The Center for Biological Diversity and three other environmental groups argued that the agency's failure to list the species as endangered from 2004 to 2009 kept the weasel-like mammal "in bureaucratic limbo."

The West Coast fisher population has drastically declined in recent years due to trapping, pest control, and the loss of habitat caused by logging, road building, farming and fire.

In April 2004, the agency determined that endangered status was "warranted but precluded" by other species that were higher priorities. Instead, it placed the West Coast fisher on a list of candidates for federal Endangered Species Act protection.

The environmental groups sued in April of this year, claiming the agency's findings violated federal environmental law. They also wanted the government to identify the pending listing proposals that were allegedly more important than the West Coast fisher.

The Fish and Wildlife Service argued that its most recent "warranted but precluded" finding renders challenges to its past findings moot.
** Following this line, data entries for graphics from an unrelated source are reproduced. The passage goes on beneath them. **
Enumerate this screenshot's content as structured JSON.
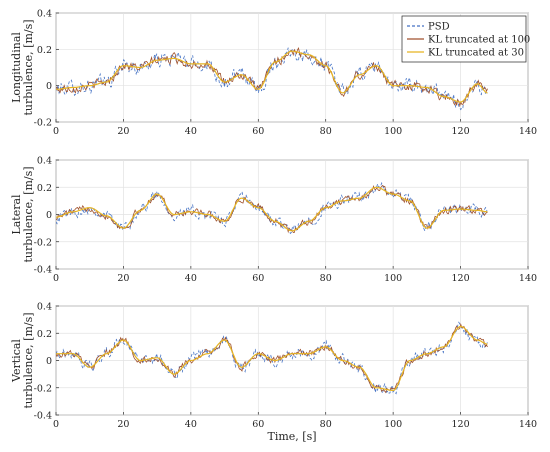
{
  "chart_data": [
    {
      "type": "line",
      "ylabel_lines": [
        "Longitudinal",
        "turbulence, [m/s]"
      ],
      "xlabel": "",
      "xlim": [
        0,
        140
      ],
      "ylim": [
        -0.2,
        0.4
      ],
      "xticks": [
        0,
        20,
        40,
        60,
        80,
        100,
        120,
        140
      ],
      "yticks": [
        -0.2,
        0,
        0.2,
        0.4
      ],
      "grid": true,
      "legend_position": "top-right",
      "series": [
        {
          "name": "PSD",
          "color": "#4472C4",
          "style": "dashed",
          "noise": 0.035
        },
        {
          "name": "KL truncated at 100",
          "color": "#A0522D",
          "style": "solid",
          "noise": 0.022
        },
        {
          "name": "KL truncated at 30",
          "color": "#E6B422",
          "style": "solid",
          "noise": 0.0
        }
      ],
      "x": [
        0,
        5,
        10,
        15,
        20,
        25,
        30,
        35,
        40,
        45,
        50,
        55,
        60,
        65,
        70,
        75,
        80,
        85,
        90,
        95,
        100,
        105,
        110,
        115,
        120,
        125,
        128
      ],
      "trend": [
        -0.02,
        -0.01,
        0.0,
        0.02,
        0.11,
        0.1,
        0.14,
        0.15,
        0.12,
        0.12,
        0.02,
        0.06,
        -0.02,
        0.13,
        0.19,
        0.17,
        0.11,
        -0.04,
        0.06,
        0.11,
        0.0,
        0.0,
        -0.01,
        -0.06,
        -0.09,
        0.01,
        -0.04
      ]
    },
    {
      "type": "line",
      "ylabel_lines": [
        "Lateral",
        "turbulence, [m/s]"
      ],
      "xlabel": "",
      "xlim": [
        0,
        140
      ],
      "ylim": [
        -0.4,
        0.4
      ],
      "xticks": [
        0,
        20,
        40,
        60,
        80,
        100,
        120,
        140
      ],
      "yticks": [
        -0.4,
        -0.2,
        0,
        0.2,
        0.4
      ],
      "grid": true,
      "series": [
        {
          "name": "PSD",
          "color": "#4472C4",
          "style": "dashed",
          "noise": 0.035
        },
        {
          "name": "KL truncated at 100",
          "color": "#A0522D",
          "style": "solid",
          "noise": 0.022
        },
        {
          "name": "KL truncated at 30",
          "color": "#E6B422",
          "style": "solid",
          "noise": 0.0
        }
      ],
      "x": [
        0,
        5,
        10,
        15,
        20,
        25,
        30,
        35,
        40,
        45,
        50,
        55,
        60,
        65,
        70,
        75,
        80,
        85,
        90,
        95,
        100,
        105,
        110,
        115,
        120,
        125,
        128
      ],
      "trend": [
        -0.02,
        0.02,
        0.05,
        -0.01,
        -0.1,
        0.03,
        0.15,
        0.0,
        0.02,
        0.0,
        -0.05,
        0.12,
        0.05,
        -0.05,
        -0.12,
        -0.05,
        0.05,
        0.1,
        0.12,
        0.2,
        0.15,
        0.1,
        -0.1,
        0.03,
        0.04,
        0.03,
        0.02
      ]
    },
    {
      "type": "line",
      "ylabel_lines": [
        "Vertical",
        "turbulence, [m/s]"
      ],
      "xlabel": "Time, [s]",
      "xlim": [
        0,
        140
      ],
      "ylim": [
        -0.4,
        0.4
      ],
      "xticks": [
        0,
        20,
        40,
        60,
        80,
        100,
        120,
        140
      ],
      "yticks": [
        -0.4,
        -0.2,
        0,
        0.2,
        0.4
      ],
      "grid": true,
      "series": [
        {
          "name": "PSD",
          "color": "#4472C4",
          "style": "dashed",
          "noise": 0.035
        },
        {
          "name": "KL truncated at 100",
          "color": "#A0522D",
          "style": "solid",
          "noise": 0.022
        },
        {
          "name": "KL truncated at 30",
          "color": "#E6B422",
          "style": "solid",
          "noise": 0.0
        }
      ],
      "x": [
        0,
        5,
        10,
        15,
        20,
        25,
        30,
        35,
        40,
        45,
        50,
        55,
        60,
        65,
        70,
        75,
        80,
        85,
        90,
        95,
        100,
        105,
        110,
        115,
        120,
        125,
        128
      ],
      "trend": [
        0.05,
        0.05,
        -0.05,
        0.05,
        0.15,
        0.0,
        0.02,
        -0.1,
        0.0,
        0.05,
        0.15,
        -0.05,
        0.05,
        0.0,
        0.05,
        0.05,
        0.1,
        0.0,
        -0.05,
        -0.2,
        -0.22,
        0.0,
        0.05,
        0.1,
        0.25,
        0.15,
        0.12
      ]
    }
  ]
}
Environmentalists insisted that, even if the earlier findings are moot, they fall under an exception for agency acts that are "capable of repetition yet evading review."

U.S. District Judge Joseph Spero ruled that dismissal would be "premature at this stage."

"The court is not persuaded that this matter can be decided on a motion to dismiss," the judge wrote. "The challenges raised in the complaint do not delineate the 'policies' that the plaintiffs seek to reverse."

He denied the government's motion to dismiss, saying these issues "must be developed further before the court can make an assessment."